Eu nem sei o quão separado isso está de bater, humilhar e traumatizar crianças… porque abusos sexuais são parte de várias táticas de tortura. Se você consegue enxergar seguidos contatos sexuais com crianças como uma forma de tortura (e várias das vítimas reagem como se fossem vítimas de tortura pelo resto da vida, porque é algo que a criança não entende e gera reações emocionais muito fortes), você consegue enxergar o tamanho do problema que a sociedade enfrenta.
É mais do que estão “mexendo” com as meninas, estão as torturando e deixando marcas para a vida toda. Se a gente quiser lidar esse assunto apenas por uma lente de iniciação sexual, surgem áreas cinzas que nada tem a ver com o problema da violência contra crianças. É sobre adultos covardes torturando crianças, mesmo que em suas cabeças vazias não seja a mesma coisa.
Do algo do meu desconhecimento aprofundado sobre o tema, me parece muito importante tratar da doença e não de um dos sintomas que é o abuso sexual de meninas. Porque se formos realistas, não existe remédio para esse sintoma: as meninas abusadas vão continuar dentro da mesma casa dos agressores, e se em momento algum conseguirmos colocar na cabeça de um povo brutalizado que estão torturando crianças de várias formas, inclusive sexualmente, eu não vejo resolução.
Tem algo que grita chamando atenção quando vemos estatísticas como essas, e eu sei que é praticamente impossível não focar na parte de homens abusando de meninas, mas se quisermos sair do ciclo inútil de aumentar penas para crimes que não são punidos, precisamos entender que é muito mais do que isso. É uma sociedade cheia de pessoas brutalizadas que sequer percebem como maltratam qualquer um que parece mais frágil que elas.
E normalizam isso. Acham nada de mais espancar e berrar com crianças, sem perceber que isso é mais um elemento que gera essas estatísticas de abuso sexual contra crianças e adolescentes. Eu não sei como essa pessoa que abusa da criança racionaliza o comportamento, mas se eu tivesse que apostar, apostaria que passa por separar contato sexual não consentido de outras formas de violência e tortura psicológica. E não me parece separado, é só o veículo do abuso que muda.

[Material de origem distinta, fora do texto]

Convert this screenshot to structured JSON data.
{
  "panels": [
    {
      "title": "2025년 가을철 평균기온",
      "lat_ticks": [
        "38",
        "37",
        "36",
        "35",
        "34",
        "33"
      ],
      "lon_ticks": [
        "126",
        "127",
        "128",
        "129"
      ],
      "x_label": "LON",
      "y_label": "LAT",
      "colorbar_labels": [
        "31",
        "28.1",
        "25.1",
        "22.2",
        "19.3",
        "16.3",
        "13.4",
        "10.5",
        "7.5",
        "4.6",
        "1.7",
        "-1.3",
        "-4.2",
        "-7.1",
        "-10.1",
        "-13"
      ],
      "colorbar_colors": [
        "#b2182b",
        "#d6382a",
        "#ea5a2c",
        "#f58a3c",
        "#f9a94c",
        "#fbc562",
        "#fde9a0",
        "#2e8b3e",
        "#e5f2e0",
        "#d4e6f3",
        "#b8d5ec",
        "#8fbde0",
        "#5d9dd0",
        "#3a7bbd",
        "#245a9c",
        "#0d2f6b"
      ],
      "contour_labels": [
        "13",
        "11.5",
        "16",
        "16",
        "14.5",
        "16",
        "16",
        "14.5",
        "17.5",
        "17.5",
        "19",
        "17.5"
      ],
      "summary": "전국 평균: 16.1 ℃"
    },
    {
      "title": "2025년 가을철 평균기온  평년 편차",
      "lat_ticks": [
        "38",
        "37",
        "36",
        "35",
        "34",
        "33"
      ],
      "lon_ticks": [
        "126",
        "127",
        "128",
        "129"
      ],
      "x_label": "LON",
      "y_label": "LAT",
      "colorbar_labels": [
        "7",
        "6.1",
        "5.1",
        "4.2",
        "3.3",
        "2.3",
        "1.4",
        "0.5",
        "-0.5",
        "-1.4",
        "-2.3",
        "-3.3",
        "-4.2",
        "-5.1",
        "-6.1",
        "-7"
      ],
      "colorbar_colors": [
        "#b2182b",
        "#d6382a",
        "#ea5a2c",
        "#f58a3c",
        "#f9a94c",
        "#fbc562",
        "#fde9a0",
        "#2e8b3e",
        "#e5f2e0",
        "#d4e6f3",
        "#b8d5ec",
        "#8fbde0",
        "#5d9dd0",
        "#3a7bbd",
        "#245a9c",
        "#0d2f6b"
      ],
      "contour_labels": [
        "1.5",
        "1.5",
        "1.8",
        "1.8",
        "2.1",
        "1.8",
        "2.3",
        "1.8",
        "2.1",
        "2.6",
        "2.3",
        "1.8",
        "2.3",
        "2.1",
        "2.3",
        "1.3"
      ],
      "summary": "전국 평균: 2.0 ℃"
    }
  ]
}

Sou da teoria que sociedades só evoluem quando combinam esforços para manter crianças seguras de verdade, fora de casa, é claro, mas especialmente dentro. A coisa não avança com gerações e gerações de crianças traumatizadas. A questão do abuso sexual chama mais atenção, mas eu acredito que uma pesquisa que considerasse vários outros tipos de abusos físicos e psicológicos não sexuais nos daria um cenário ainda mais chocante sobre como o país está se sabotando geração após geração.
Sim, todos contra o estupro… mas não é isso que essa pesquisa mostra de verdade. Quem estupra é quem não tem cérebro suficiente para entender que criança precisa de um nível altíssimo de proteção e segurança para desenvolver seu potencial e melhorar a vida de todo mundo. Nossa plantação de humanos envenena as sementes e fica se perguntando porque a colheita é tão ruim.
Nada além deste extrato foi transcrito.